Many homeowners call the Extension service to hopefully get a vexing critter ID via phone with only a description. If it rings a distinct bell, such as “it’s flat little gray bag-like cocoons stuck all over my patio walls” then it’s a slam dunk for the Master Gardeners and Extension staff and the client can be provided with information they can follow up on their own. Usually we have to encourage the clients to send samples and allow a complete diagnostic investigation so that the critter ID is as accurate as possible. Even if they are in a hurry, it is better to take the time to arrive at an accurate answer rather than a quick answer which could be wrong, especially if control measures are sought. Primary considerations for diagnosis are:
- Sample type, either physical or photo
- Was this a single critter, or are there more?
- Where was it found?
- When was it found?
- What was it doing (if alive)?
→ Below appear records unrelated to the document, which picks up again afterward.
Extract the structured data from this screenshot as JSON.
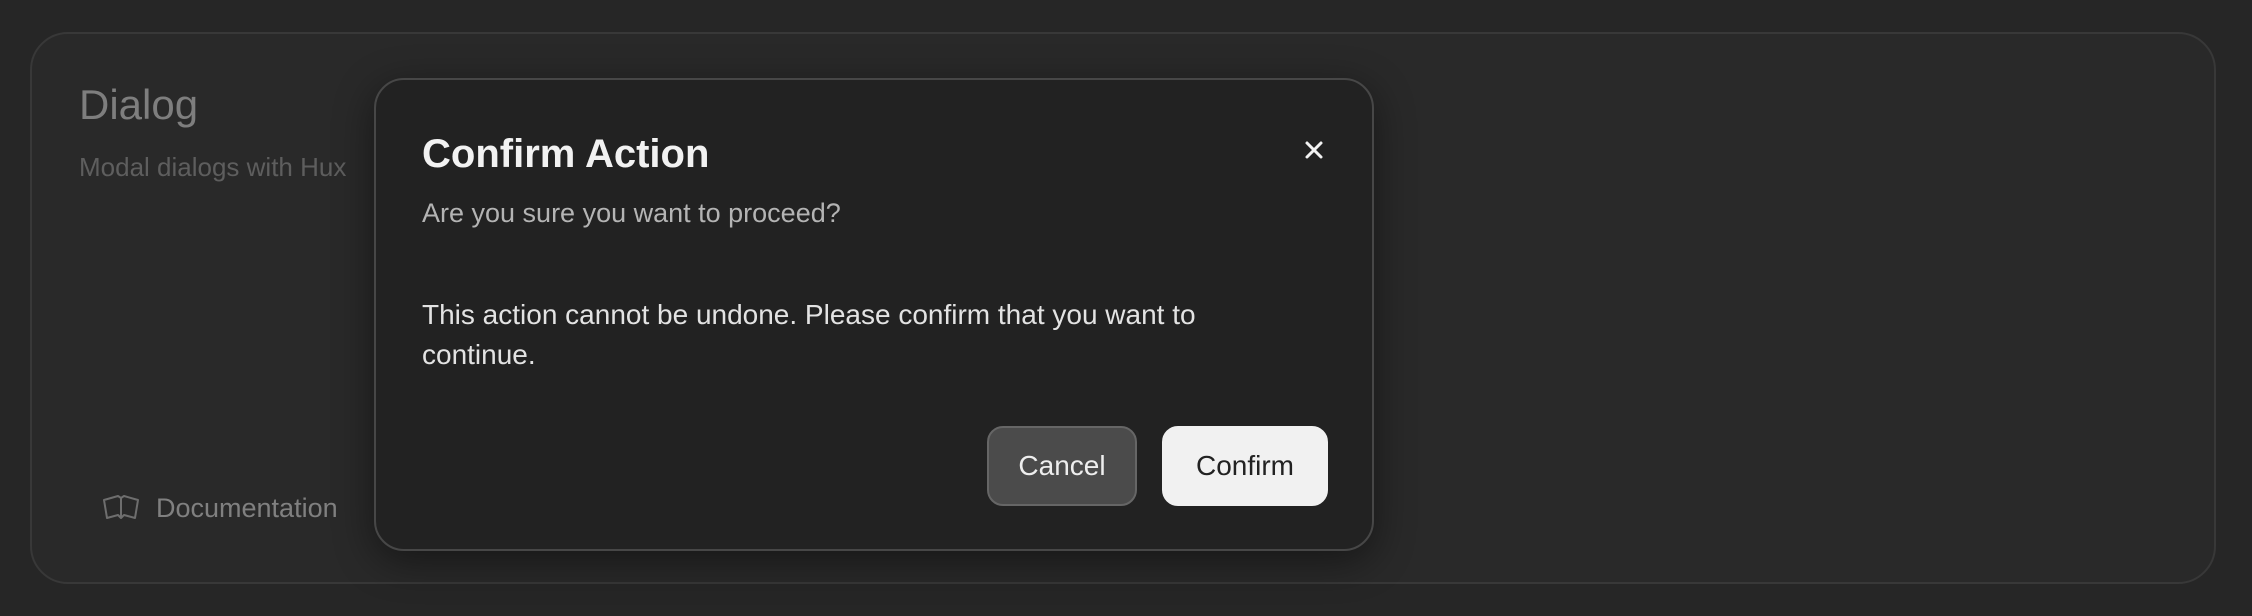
{
  "card": {
    "title": "Dialog",
    "subtitle": "Modal dialogs with Hux",
    "doc_link": "Documentation",
    "doc_icon": "book-open-icon"
  },
  "dialog": {
    "title": "Confirm Action",
    "description": "Are you sure you want to proceed?",
    "body": "This action cannot be undone. Please confirm that you want to continue.",
    "close_icon": "close-icon",
    "cancel_label": "Cancel",
    "confirm_label": "Confirm"
  },
  "colors": {
    "background": "#262626",
    "dialog_background": "#222222",
    "confirm_button": "#f1f1f1",
    "cancel_button": "#4b4b4b"
  }
}
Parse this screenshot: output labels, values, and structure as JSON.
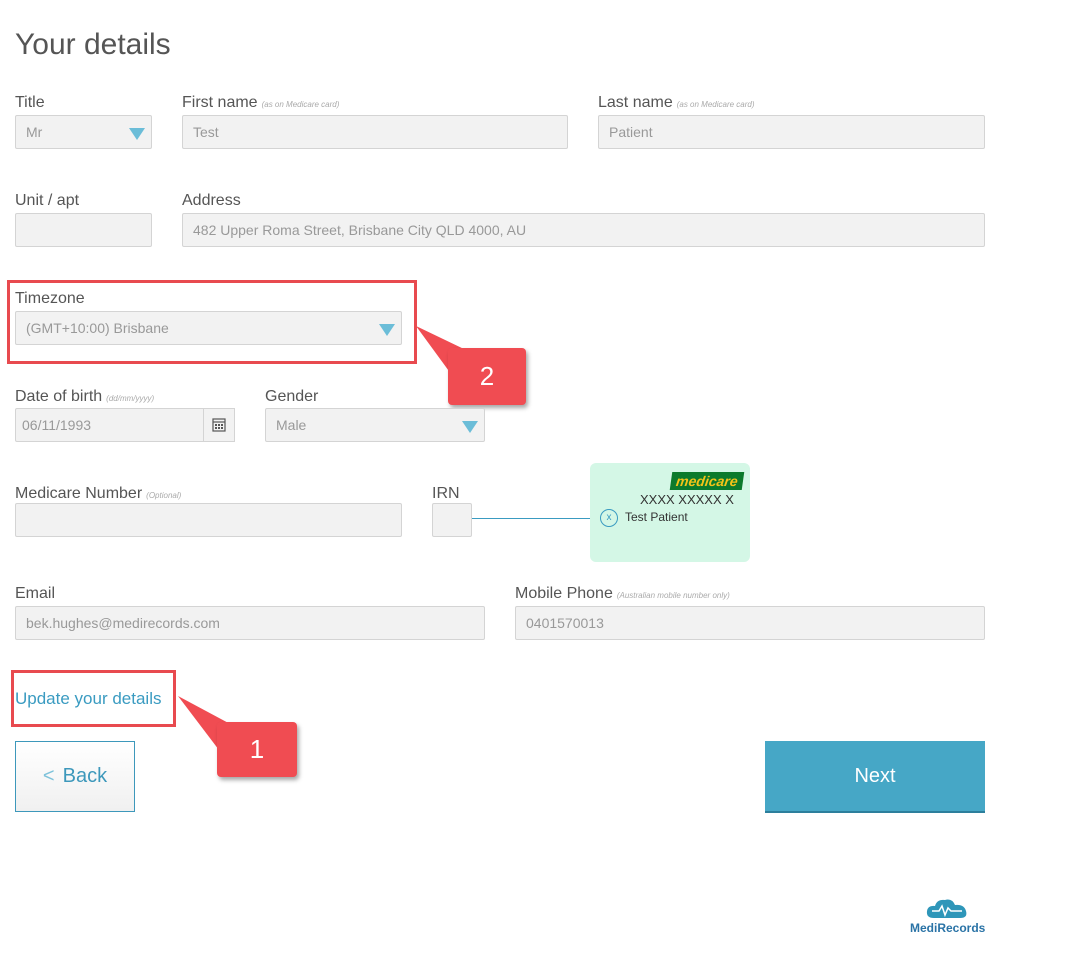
{
  "page": {
    "title": "Your details"
  },
  "form": {
    "title": {
      "label": "Title",
      "value": "Mr"
    },
    "first_name": {
      "label": "First name",
      "hint": "(as on Medicare card)",
      "value": "Test"
    },
    "last_name": {
      "label": "Last name",
      "hint": "(as on Medicare card)",
      "value": "Patient"
    },
    "unit": {
      "label": "Unit / apt",
      "value": ""
    },
    "address": {
      "label": "Address",
      "value": "482 Upper Roma Street, Brisbane City QLD 4000, AU"
    },
    "timezone": {
      "label": "Timezone",
      "value": "(GMT+10:00) Brisbane"
    },
    "dob": {
      "label": "Date of birth",
      "hint": "(dd/mm/yyyy)",
      "value": "06/11/1993"
    },
    "gender": {
      "label": "Gender",
      "value": "Male"
    },
    "medicare_number": {
      "label": "Medicare Number",
      "hint": "(Optional)",
      "value": ""
    },
    "irn": {
      "label": "IRN",
      "value": ""
    },
    "email": {
      "label": "Email",
      "value": "bek.hughes@medirecords.com"
    },
    "mobile": {
      "label": "Mobile Phone",
      "hint": "(Australian mobile number only)",
      "value": "0401570013"
    }
  },
  "medicare_card": {
    "brand": "medicare",
    "number": "XXXX XXXXX X",
    "marker": "x",
    "name": "Test Patient"
  },
  "links": {
    "update_details": "Update your details"
  },
  "buttons": {
    "back": "Back",
    "back_icon": "<",
    "next": "Next"
  },
  "annotations": {
    "callout_1": "1",
    "callout_2": "2"
  },
  "logo": {
    "text": "MediRecords"
  },
  "colors": {
    "accent": "#46a7c6",
    "callout": "#f04c52",
    "link": "#3a9bc1",
    "medicare_green": "#0c7a2c",
    "card_bg": "#d4f7e6"
  }
}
Especially biting or chewing.
- Were there any new introductions recently to the area?
Critter samples would best be entire, alive and brought into the Extension office the same day it was collected, either in a closed container or zip-lock baggie. Droppings, or frasse can also be included in a separate container. Deceased critters can be frozen or preserved in alcohol. Alternatives would be clear pictures showing relative size (such as next to a coin or pen) either printed out or e-mailed. It may even be possible to ID the critter by only the damage done to plants, lawns or homes, in which case the same sample types would be needed.
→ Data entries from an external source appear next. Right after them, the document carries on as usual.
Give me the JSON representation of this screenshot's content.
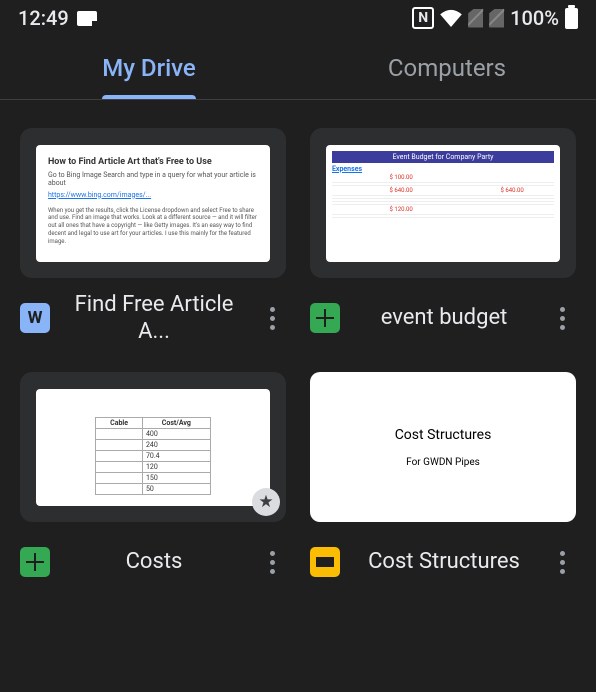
{
  "status_bar": {
    "time": "12:49",
    "battery": "100%"
  },
  "tabs": [
    {
      "label": "My Drive",
      "active": true
    },
    {
      "label": "Computers",
      "active": false
    }
  ],
  "files": [
    {
      "name": "Find Free Article A...",
      "type": "docs",
      "icon_letter": "W",
      "doc_preview": {
        "title": "How to Find Article Art that's Free to Use",
        "line1": "Go to Bing Image Search and type in a query for what your article is about",
        "link": "https://www.bing.com/images/...",
        "para": "When you get the results, click the License dropdown and select Free to share and use. Find an image that works. Look at a different source — and it will filter out all ones that have a copyright — like Getty images. It's an easy way to find decent and legal to use art for your articles. I use this mainly for the featured image."
      }
    },
    {
      "name": "event budget",
      "type": "sheets",
      "sheet_preview": {
        "header": "Event Budget for Company Party",
        "section": "Expenses"
      }
    },
    {
      "name": "Costs",
      "type": "sheets",
      "starred": true,
      "cost_preview": {
        "headers": [
          "Cable",
          "Cost/Avg"
        ]
      }
    },
    {
      "name": "Cost Structures",
      "type": "slides",
      "slide_preview": {
        "title": "Cost Structures",
        "subtitle": "For GWDN Pipes"
      }
    }
  ]
}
Where the critter was found can be crucial. If inside the home, was it near a water or food source as in a bathroom or pantry? Or was in found on windowsills or near a particular piece of furniture?
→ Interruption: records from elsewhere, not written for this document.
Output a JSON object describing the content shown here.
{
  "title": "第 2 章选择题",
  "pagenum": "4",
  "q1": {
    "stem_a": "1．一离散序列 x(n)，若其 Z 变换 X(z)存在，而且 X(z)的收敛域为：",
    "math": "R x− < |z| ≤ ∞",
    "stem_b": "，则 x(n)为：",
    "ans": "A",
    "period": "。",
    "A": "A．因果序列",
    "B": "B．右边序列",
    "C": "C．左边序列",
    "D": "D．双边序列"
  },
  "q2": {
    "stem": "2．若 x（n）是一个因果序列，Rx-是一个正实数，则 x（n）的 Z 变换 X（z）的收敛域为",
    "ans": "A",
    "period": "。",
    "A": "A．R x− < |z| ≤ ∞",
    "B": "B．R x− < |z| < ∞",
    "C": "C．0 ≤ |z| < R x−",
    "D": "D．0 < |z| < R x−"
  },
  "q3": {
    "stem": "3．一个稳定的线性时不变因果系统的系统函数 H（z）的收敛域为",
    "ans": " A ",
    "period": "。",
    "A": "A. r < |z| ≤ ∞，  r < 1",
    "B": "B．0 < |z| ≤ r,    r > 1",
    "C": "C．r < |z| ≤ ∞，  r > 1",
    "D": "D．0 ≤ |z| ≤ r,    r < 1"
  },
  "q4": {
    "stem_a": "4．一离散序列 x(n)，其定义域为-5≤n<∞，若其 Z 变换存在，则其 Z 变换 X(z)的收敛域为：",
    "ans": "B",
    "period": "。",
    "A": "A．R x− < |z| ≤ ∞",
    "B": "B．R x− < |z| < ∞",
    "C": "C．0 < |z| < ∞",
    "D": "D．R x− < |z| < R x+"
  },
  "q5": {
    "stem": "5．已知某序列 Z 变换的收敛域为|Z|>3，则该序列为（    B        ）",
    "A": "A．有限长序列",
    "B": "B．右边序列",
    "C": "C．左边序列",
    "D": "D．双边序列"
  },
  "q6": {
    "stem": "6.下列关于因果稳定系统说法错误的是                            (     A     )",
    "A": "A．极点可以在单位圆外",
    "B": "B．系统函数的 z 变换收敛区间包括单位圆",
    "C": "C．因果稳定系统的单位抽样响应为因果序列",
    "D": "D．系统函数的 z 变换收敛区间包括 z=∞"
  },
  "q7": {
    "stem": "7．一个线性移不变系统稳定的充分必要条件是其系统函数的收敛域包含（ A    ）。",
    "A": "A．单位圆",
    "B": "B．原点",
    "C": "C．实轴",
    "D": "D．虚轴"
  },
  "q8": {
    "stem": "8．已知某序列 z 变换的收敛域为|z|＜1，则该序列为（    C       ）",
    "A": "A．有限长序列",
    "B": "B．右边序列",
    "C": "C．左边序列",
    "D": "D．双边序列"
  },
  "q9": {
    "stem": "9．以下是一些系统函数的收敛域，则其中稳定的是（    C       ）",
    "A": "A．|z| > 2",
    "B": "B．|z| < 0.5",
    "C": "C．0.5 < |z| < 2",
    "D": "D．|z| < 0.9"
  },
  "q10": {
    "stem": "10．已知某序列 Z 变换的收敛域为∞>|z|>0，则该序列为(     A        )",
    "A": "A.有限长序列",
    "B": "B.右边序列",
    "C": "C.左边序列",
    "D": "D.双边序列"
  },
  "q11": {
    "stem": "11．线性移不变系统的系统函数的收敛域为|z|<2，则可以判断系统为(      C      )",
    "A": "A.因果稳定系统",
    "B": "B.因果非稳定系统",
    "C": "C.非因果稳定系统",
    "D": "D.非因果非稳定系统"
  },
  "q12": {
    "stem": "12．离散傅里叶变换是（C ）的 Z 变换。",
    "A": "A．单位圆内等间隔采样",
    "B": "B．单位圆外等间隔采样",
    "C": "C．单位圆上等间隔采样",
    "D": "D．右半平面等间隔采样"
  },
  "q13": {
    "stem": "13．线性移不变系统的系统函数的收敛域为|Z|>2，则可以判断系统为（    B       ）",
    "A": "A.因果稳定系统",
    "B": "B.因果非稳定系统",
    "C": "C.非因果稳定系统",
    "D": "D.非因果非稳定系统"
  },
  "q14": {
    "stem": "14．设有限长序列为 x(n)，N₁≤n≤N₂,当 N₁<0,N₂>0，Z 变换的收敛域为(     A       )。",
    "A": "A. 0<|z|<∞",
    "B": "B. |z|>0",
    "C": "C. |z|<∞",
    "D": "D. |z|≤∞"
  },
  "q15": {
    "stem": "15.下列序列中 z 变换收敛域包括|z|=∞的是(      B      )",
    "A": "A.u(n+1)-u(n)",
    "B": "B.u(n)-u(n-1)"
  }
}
When the critters are seen, time of day, during or after weather events or a particular season of the year, can also give important clues. Millipedes often invade homes underneath door sills after heavy rains. Jadera bugs seem to show up by the hundreds in the fall when Golden Rain trees’ seeds (their favorite food source) ripen.
What the critter is doing can also help lead to an effective ID especially if found chewing on a particular plant.
Were there any new plants or furniture introduced to the yard or home? Snails can be hidden in container plants, or wood destroying insects in second-hand furniture.
Hopefully a good sample is all that is needed for a critter ID. The diagnostic interview may still be conducted to ensure there aren’t any anomalies that may rule out a first choice. Extension staff are not trying to frustrate homeowners, but give the most accurate information and effective control if warranted.
So what were those “flat little gray bags” stuck all over the patio? Quite probably the ubiquitous larval form of the Plaster Bagworm, Phereoeca uterella now known as the Household Casebearer. Either name can be used as a search term for the homeowner to look up and confirm a Critter ID diagnosis done over the phone.